Bosses pay their dues
The CEO pilgrimage to Canberra continued yesterday on the last sitting day before Treasurer Scott Morrison’s second budget.
Medibank boss Craig Drummond fronted up with the listed health insurer’s new head of government relations Mark Roberts, who was once a senior adviser to Tony Abbott until a strange run-in with Australian Indigenous Education Foundation chief Andrew Penfold.
The Medibank pair were spotted slipping into Finance Minister Mathias Cormann’s office.
Also walking the halls was former Queensland Labor premier Peter Beattie, who is now the chairman of the Gold Coast 2018 Commonwealth Games Corporation, modern day slavery abolitionist Andrew Forrest, better known to many as the founder of iron ore upstart Fortescue Metals, and Business Council of Australia boss Jennifer Westacott, who looked a bit glum. Can you blame her?
The night before, Westacott and BCA president Grant King hosted their members dinner in the parliament. Prime Minister Malcolm Turnbull gave a dinner address to a room that included Cormann, Energetic Minister Josh Frydenberg, Industrious Minister Arthur Sinodinos and co-founder of law firm Gilbert + Tobin Danny Gilbert, the man who — despite confident reports — was not appointed Jim Spigelman’s replacement as ABC chairman.

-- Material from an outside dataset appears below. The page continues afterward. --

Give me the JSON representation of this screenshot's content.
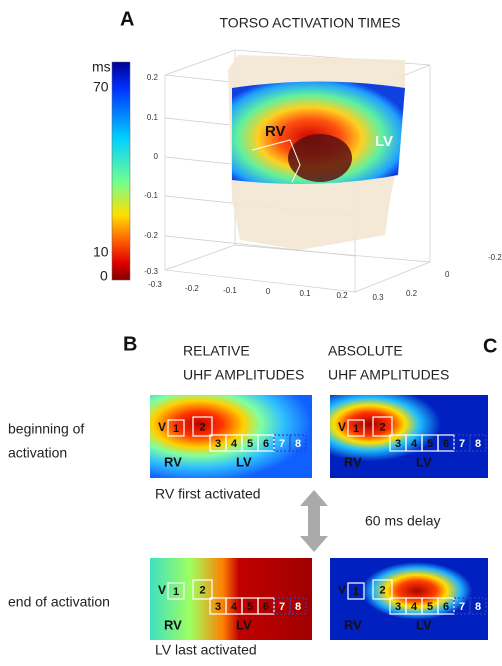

On Thursday morning, the BCA crowd — which included head Vampire Kangaroo Nicholas Moore — assembled in the same Private Dining Room for breakfast, this time with Bill Shorten’s Labor Party. The Opposition Leader was off inspecting Cyclone Debbie-ravaged north Queensland so had to skip it.
The ALP was represented by, among others, deputy leader Tanya Plibersek, shadow treasurer Chris Bowen and opposition finance spokesman Jim Chalmers.
One notable absentee was the business community’s chief Senate inquisitor, Sam Dastyari. “I thought it best no one choke on their breakfast so I left them in peace,” the controversial Dastyari told Margin Call.